Practical unpredictability due to lack of knowledge, not an inherent unpredictability due to something like an inherent probabilistic nature.
But you and Sarkus still insist that none of the three systems discussed are "free" - not the thermostat, not the coin toss, and not the human will. Complexity, you both insist, is irrelevant to the discussion of freedom.
Not free as in having an ability to do otherwise, no.
Free as in able to exhibit different outputs if the inputs allow?
That notion exists, and I consider it trivial.
E.g. thermostat.
Why is this? Why are you both so keen to gloss over the rather obvious differences between a thermostat and act an act of human choice/will?

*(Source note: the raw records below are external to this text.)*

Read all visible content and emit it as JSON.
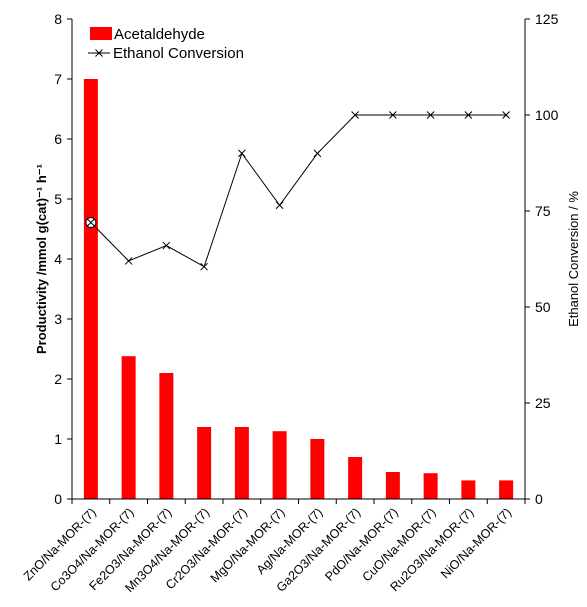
{
  "chart_data": {
    "type": "bar+line",
    "categories": [
      "ZnO/Na-MOR-(7)",
      "Co3O4/Na-MOR-(7)",
      "Fe2O3/Na-MOR-(7)",
      "Mn3O4/Na-MOR-(7)",
      "Cr2O3/Na-MOR-(7)",
      "MgO/Na-MOR-(7)",
      "Ag/Na-MOR-(7)",
      "Ga2O3/Na-MOR-(7)",
      "PdO/Na-MOR-(7)",
      "CuO/Na-MOR-(7)",
      "Ru2O3/Na-MOR-(7)",
      "NiO/Na-MOR-(7)"
    ],
    "series": [
      {
        "name": "Acetaldehyde",
        "type": "bar",
        "axis": "left",
        "color": "#ff0000",
        "values": [
          7.0,
          2.38,
          2.1,
          1.2,
          1.2,
          1.13,
          1.0,
          0.7,
          0.45,
          0.43,
          0.31,
          0.31
        ]
      },
      {
        "name": "Ethanol Conversion",
        "type": "line",
        "axis": "right",
        "color": "#000000",
        "marker": "x",
        "values": [
          72,
          62,
          66,
          60.5,
          90,
          76.5,
          90,
          100,
          100,
          100,
          100,
          100
        ]
      }
    ],
    "ylabel_left": "Productivity /mmol g(cat)⁻¹ h⁻¹",
    "ylabel_right": "Ethanol Conversion / %",
    "ylim_left": [
      0,
      8
    ],
    "ylim_right": [
      0,
      125
    ],
    "yticks_left": [
      0,
      1,
      2,
      3,
      4,
      5,
      6,
      7,
      8
    ],
    "yticks_right": [
      0,
      25,
      50,
      75,
      100,
      125
    ],
    "legend_placement": "top-left",
    "grid": false
  }
}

I for one am not glossing over it.
I have considered it, and found that notion of freedom in a thermostat, and considered it trivial.
I have yet to see anything other than an appeal to complexity by way of explanation how the notion of freedom differs between a thermostat and anything more complex.
It is therefore not me glossing over this, but rather those who wish to make the claim that complexity introduces a non-trivial notion of freedom are glossing over the matter of support for that claim.
The answer is that you both believe that no matter how complex a system becomes, "freedom" can never be an emergent property, at least as long as the system is deterministic, in the sense that only one outcome can ever result from the same set of "inputs".
It’s certainly not that I believe “freedom” can never be an emergent property.
The logic certainly concludes that freedom (ability to do otherwise) can not exist (and if you go on about “supernatural assumption” then we are done here) but if one wishes to introduce complexity as giving rise to an ability to do otherwise then that is for you, or whoever, to support.
Provide that support, a convincing argument, and the logic that suggests it is not possible would need to address its emergence.
What you both require for "true freedom" is that different outcomes result from the same set of inputs.
That would seem to be necessary, but not sufficient.
In a deterministic universe governed by the laws of physics, we all agree that the same set of inputs (i.e. the same causes) will always result in the same outcomes (the same effects, including human choices).
If only we did all agree.
It seems someone (I have them on ignore so I only see what people write when replying to them - or at least I assume it is iceaura) doesn’t share that view of what determinism means, and invokes inherent probability as still being deterministic.
But for now at least lets you and I agree as to what we mean by determinism.
Therefore, it follows that the only way we can possibly have "true freedom" is either to throw away the idea that the universe is deterministic, or to throw away the governance of the laws of physics.
Or simply admit that we don’t have true freedom in a deterministic universe?